Œuvre : Antoine Josse.

C’était à peine s’il s’agissait d’une présence. Ou alors tellement inaperçue qu’on aurait pu croire à une simple risée de vent ou bien à la trace du scarabée sur le sol de poussière. C’est comme cela, dans le monde, parfois, s’instaurent dans la discrétion des colloques qui s’effacent à mesure qu’ils sont proférés. Oh, bien sûr, ces minces effractions de la parole ne sont nullement dommageables. Du moins le croît-on et l’on continue sa progression de fourmi dans le sombre des ruelles et l’on ne perçoit guère, au-dessus de sa tête cernée d’ennui, la couronne solaire qui fait son cercle blanc. C’est une constante de l’humanité que de marcher, le regard posé sur l’horizon et de ne jamais le porter au zénith, là où la vérité brille de son éclat de pure gemme.

C’est quelque part, sur la courbure de la Terre, loin des polémiques et des bruyantes agoras, loin des magasins polychromes où brille l’avidité des hommes, et leurs yeux sont des trépans qui entaillent la chair du visible. Disons, c’est au sommet d’une montagne, avec quelques émergences de roches brunes et des plaques blanches à la consistance de neige. Noir - Blanc, comme pour dire fausseté et vérité ; dissimulation et ouverture. Mais le moment n’est guère venu de disserter et il faut voir ce qui se présente dans la simplicité. Au sommet de la montagne, à son bord extrême à partir duquel se tutoient aussi bien le vide que le néant ou bien la transcendance, se tient une silhouette si mince qu’on la confondrait avec la vibration de l’air. Oui, c’est bien d’un homme dont il s’agit. D’un homme dressé contre la falaise virginale du doute, dans une manière d’oubli de soi, à la limite d’une possible disparition. Observant cette si fragile effigie faisant fond sur la grande plaine immaculée, couverte de givre et saturée de blancheur, nous éprouvons comme un vertige, nous demeurons figés et notre parole reflue dans les mailles serrées du corps. Nous sommes soudain inquiets du monde, de soi dans le monde, de cela même qui pourrait advenir si, d’aventure, nous nous résumions à cette étique nervure et notre conscience ne serait plus que cette étincelle que le moindre souffle d’air réduirait au trépas. Alors nous résistons, nous nous insurgeons contre cette vision tellement semblable à cette image de Simon perdu dans le désert et sa parole tournant au-dessus des sables illimités, finissant par se noyer, quelque part, au sein d’un éblouissant mirage. Le diable serait-il partout, qui veille ? Car, là où les hommes vivent, l’idée du vide est insupportable et l’on n’a de cesse de la dissimuler, faisant l’hypothèse que, de cette manière, elle ne nous importunera plus.

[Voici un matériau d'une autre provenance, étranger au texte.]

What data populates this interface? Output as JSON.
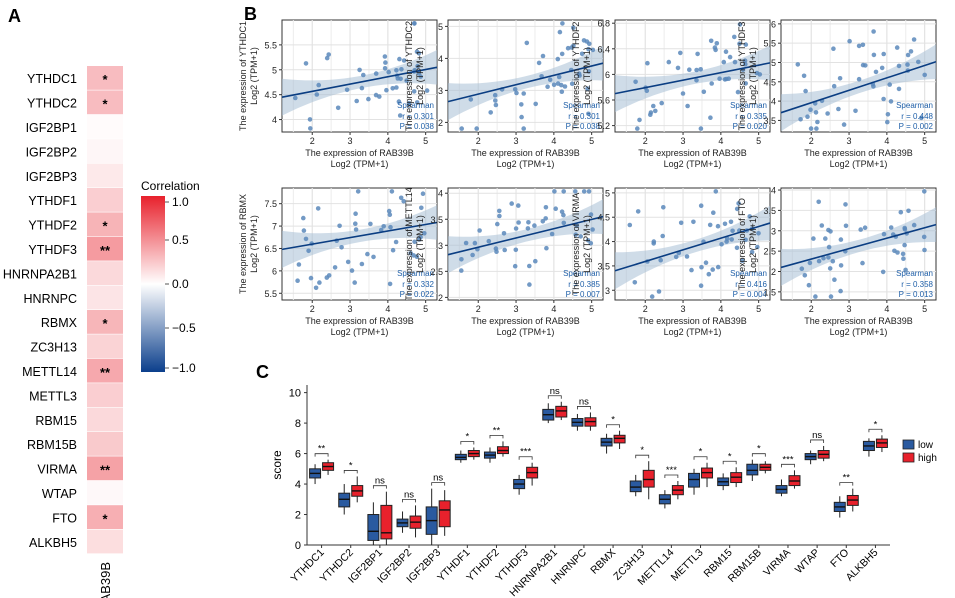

Donc, il était une fois un homme si peu visible parmi la multitude qu’on lui avait donné le nom de « Candide ». Du reste ce dernier nom lui allait à merveille, tant sa présence était discrète, toute faite de modestie, semblable à ces dentelles que les jours animent plus que le coton qui en fait la trame. Candide vivait de peu, se sustentait d’air et de nuages, buvait les gouttes de rosée, se vêtait de brouillard, écoutait le chant de l’air et respirait les effluves que font les colombes lorsqu’elles décrivent leurs paraboles d’écume. Tout allait pour le mieux dans « le meilleur des mondes possibles », sauf que Candide avait des yeux pour voir, des oreilles pour entendre, des mains pour toucher et une infinité de sensations qui, à chaque instant, percutaient les minuscules étendues de sa peau. Et Candide était curieux, et Candide, depuis la montagne où il résidait était, en quelque manière, un genre de Petit Prince qui aurait regardé les hommes depuis la merveilleuse fenêtre de l’Astéroïde B 612. Ce qu’il voyait, tous les jours que la lumière faisait, c’étaient des milliers d’agitations, de trajets convulsifs pareils à de migrations de fourmis, des millions de petites déflagrations qui résonnaient longuement, entre ciel et terre et semblaient ébranler jusqu’aux limites infinies de l’univers.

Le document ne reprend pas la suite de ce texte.